Antiretroviral drugs targeting reverse transcriptase or viral proteases were the first classes to be developed and are most widely used in initial treatment. Newer drugs, including fusion inhibitors, entry inhibitors and integrase inhibitors, target other stages of the viral lifecycle. The aim of therapy is to reduce the level of virus in the plasma to zero with a combination of antiretroviral agents. First-line regimens usually comprise two nucleoside or nucleotide reverse transcriptase inhibitors (NRTIs) combined with a nonnucleoside reverse transcriptase inhibitor (NNRTI). Protease inhibitors are used instead of the NNRTI if there is resistance or another reason not to use an NNRTI.

If treatment is successful, the immune system partially recovers with a rise in the CD4 count and the risk of opportunistic infection is decreased. If total suppression of viral replication is not achieved, resistant strains of virus will inevitably arise within the treated person over the course of a few months. This is because reverse transcription is inherently inaccurate, leading to a high rate of mutation. With each cycle of replication of the virus, which takes 48 hours, single point mutations arise that will confer reduced sensitivity to antiviral agents.

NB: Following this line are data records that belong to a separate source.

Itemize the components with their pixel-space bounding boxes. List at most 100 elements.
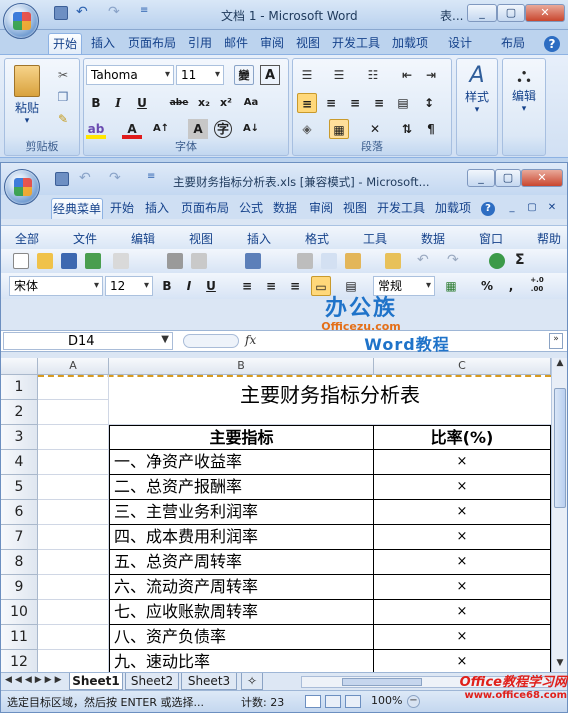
comma-button[interactable]: ,: [501, 276, 521, 296]
row-header[interactable]: 2: [1, 400, 38, 425]
excel-maximize-button[interactable]: ▢: [495, 169, 521, 187]
excel-undo-icon[interactable]: ↶: [79, 171, 93, 185]
tab-view[interactable]: 视图: [292, 33, 324, 54]
row-header[interactable]: 12: [1, 650, 38, 672]
header-ratio[interactable]: 比率(%): [374, 425, 551, 450]
multilevel-list-icon[interactable]: ☷: [363, 65, 383, 85]
scroll-up-icon[interactable]: ▲: [554, 358, 566, 372]
align-right-icon[interactable]: ≡: [345, 93, 365, 113]
enclose-char-button[interactable]: 字: [214, 120, 232, 138]
copy-toolbar-icon[interactable]: [321, 253, 337, 269]
maximize-button[interactable]: ▢: [497, 4, 525, 22]
cell-a[interactable]: [38, 400, 109, 425]
paste-toolbar-icon[interactable]: [345, 253, 361, 269]
formula-expand-button[interactable]: »: [549, 333, 563, 349]
shading-icon[interactable]: ◈: [297, 119, 317, 139]
row-header[interactable]: 6: [1, 500, 38, 525]
open-icon[interactable]: [37, 253, 53, 269]
close-button[interactable]: ✕: [525, 4, 565, 22]
editing-button[interactable]: ⛬ 编辑 ▾: [505, 63, 543, 114]
column-header-a[interactable]: A: [38, 358, 109, 375]
print-icon[interactable]: [167, 253, 183, 269]
excel-tab-formulas[interactable]: 公式: [235, 198, 267, 219]
name-box-dropdown-icon[interactable]: ▼: [161, 334, 169, 345]
cell-a[interactable]: [38, 650, 109, 672]
char-border-icon[interactable]: A: [260, 65, 280, 85]
worksheet-grid[interactable]: A B C 1 主要财务指标分析表 2 3 主要指标 比率(%) 4 一、净资产收益率 × 5 二、…: [1, 358, 551, 672]
menu-edit[interactable]: 编辑: [131, 230, 155, 247]
excel-save-icon[interactable]: [55, 172, 69, 186]
indicator-cell[interactable]: 一、净资产收益率: [109, 450, 374, 475]
font-color-button[interactable]: A: [122, 119, 142, 139]
italic-button[interactable]: I: [108, 93, 128, 113]
excel-close-button[interactable]: ✕: [521, 169, 563, 187]
excel-redo-icon[interactable]: ↷: [109, 171, 123, 185]
tab-developer[interactable]: 开发工具: [328, 33, 384, 54]
ribbon-min-icon[interactable]: _: [505, 198, 519, 219]
column-header-b[interactable]: B: [109, 358, 374, 375]
page-break-view-icon[interactable]: [345, 695, 361, 708]
spelling-icon[interactable]: [245, 253, 261, 269]
line-spacing-icon[interactable]: ↕: [419, 93, 439, 113]
cell-a[interactable]: [38, 625, 109, 650]
sort-icon[interactable]: ⇅: [397, 119, 417, 139]
grow-font-button[interactable]: A↑: [150, 119, 172, 139]
scroll-down-icon[interactable]: ▼: [554, 658, 566, 672]
excel-tab-view[interactable]: 视图: [339, 198, 371, 219]
cell-a[interactable]: [38, 550, 109, 575]
align-center-icon[interactable]: ≡: [321, 93, 341, 113]
tab-mailings[interactable]: 邮件: [220, 33, 252, 54]
normal-view-icon[interactable]: [305, 695, 321, 708]
menu-insert[interactable]: 插入: [247, 230, 271, 247]
cut-icon[interactable]: ✂: [53, 65, 73, 85]
ratio-cell[interactable]: ×: [374, 650, 551, 672]
excel-font-size-select[interactable]: 12: [105, 276, 153, 296]
cell-a[interactable]: [38, 600, 109, 625]
sheet-title-cell[interactable]: 主要财务指标分析表: [109, 375, 551, 425]
tab-design[interactable]: 设计: [440, 33, 480, 54]
indicator-cell[interactable]: 七、应收账款周转率: [109, 600, 374, 625]
phonetic-guide-icon[interactable]: 變: [234, 65, 254, 85]
excel-bold-button[interactable]: B: [157, 276, 177, 296]
tab-home[interactable]: 开始: [48, 33, 82, 54]
indicator-cell[interactable]: 六、流动资产周转率: [109, 575, 374, 600]
vertical-scrollbar[interactable]: ▲ ▼: [551, 358, 567, 672]
insert-function-icon[interactable]: fx: [245, 333, 256, 347]
email-icon[interactable]: [113, 253, 129, 269]
ratio-cell[interactable]: ×: [374, 475, 551, 500]
cell-a[interactable]: [38, 475, 109, 500]
format-painter-icon[interactable]: ✎: [53, 109, 73, 129]
decrease-indent-icon[interactable]: ⇤: [397, 65, 417, 85]
name-box[interactable]: D14 ▼: [3, 332, 173, 350]
excel-tab-developer[interactable]: 开发工具: [373, 198, 429, 219]
sheet-tab-1[interactable]: Sheet1: [69, 673, 123, 690]
toolbar-redo-icon[interactable]: ↷: [447, 253, 463, 269]
ratio-cell[interactable]: ×: [374, 550, 551, 575]
decimals-button[interactable]: +.0 .00: [525, 276, 549, 296]
highlight-color-button[interactable]: ab: [86, 119, 106, 139]
tab-classic-menu[interactable]: 经典菜单: [51, 198, 103, 219]
indicator-cell[interactable]: 八、资产负债率: [109, 625, 374, 650]
ratio-cell[interactable]: ×: [374, 625, 551, 650]
borders-icon[interactable]: ▦: [329, 119, 349, 139]
align-left-icon[interactable]: ≡: [297, 93, 317, 113]
copy-icon[interactable]: ❐: [53, 87, 73, 107]
ribbon-restore-icon[interactable]: ▢: [525, 198, 539, 219]
row-header[interactable]: 9: [1, 575, 38, 600]
menu-file[interactable]: 文件: [73, 230, 97, 247]
ratio-cell[interactable]: ×: [374, 575, 551, 600]
tab-review[interactable]: 审阅: [256, 33, 288, 54]
excel-minimize-button[interactable]: _: [467, 169, 495, 187]
formula-expand-icon[interactable]: [183, 334, 239, 348]
new-icon[interactable]: [13, 253, 29, 269]
office-button[interactable]: [3, 3, 39, 39]
sheet-tab-2[interactable]: Sheet2: [125, 673, 179, 690]
column-header-c[interactable]: C: [374, 358, 551, 375]
indicator-cell[interactable]: 五、总资产周转率: [109, 550, 374, 575]
excel-help-icon[interactable]: ?: [481, 202, 495, 216]
styles-button[interactable]: A 样式 ▾: [459, 63, 495, 115]
indicator-cell[interactable]: 二、总资产报酬率: [109, 475, 374, 500]
excel-office-button[interactable]: [4, 169, 40, 205]
scroll-thumb[interactable]: [554, 388, 566, 508]
indicator-cell[interactable]: 四、成本费用利润率: [109, 525, 374, 550]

Unfortunately, HIV infects long-lived memory cells from which the virus can rapidly reseed the body on cessation of therapy. Eradication, and thus cure, is unlikely even after several years of treatment.

If immunodeficiency has already occurred, treatment and prevention of opportunistic infections are needed. This may include co-trimoxazole to prevent Pneumocysis pneumonia and, in individuals with severely suppressed immunity and CD4 counts below 50 cells/mm³, azithromycin and valganciclovir to prevent disseminated Mycobacterium avium complex infection and cytomegalovirus infection, respectively. Regular administration of antifungal agents may be necessary to control oral and vaginal candidiasis.

The prognosis has improved dramatically for those with access to treatment. AIDS is now regarded as a treatable chronic disease with a near normal life expectancy. Increased morbidity and mortality from cancers other than the traditional AIDS-related ones and cardiovascular disease are starting to be recognised.

Of note, antiretroviral drugs, particularly some of the protease inhibitors, have many potential interactions with other drugs through effects on the cytochrome P450 enzymes. This includes an increase in the rate of breakdown of the synthetic estrogens present in oral contraceptive pills.

Transmission

In most developing countries, HIV is principally spread through vaginal intercourse, with approximately equal numbers of men and women being infected. In developed countries, the majority of infections have been acquired through homosexual sex or intravenous drug use, although the incidence of heterosexual transmission is increasing. Genital infections, including genital ulcer disease, chlamydia and gonorrhoea, are risk factors for HIV transmission and acquisition. Bacterial vaginosis may also be a risk factor and is very common in some African countries, with a prevalence of 50% or greater. Good control of sexually transmitted infections should reduce the incidence of HIV infection.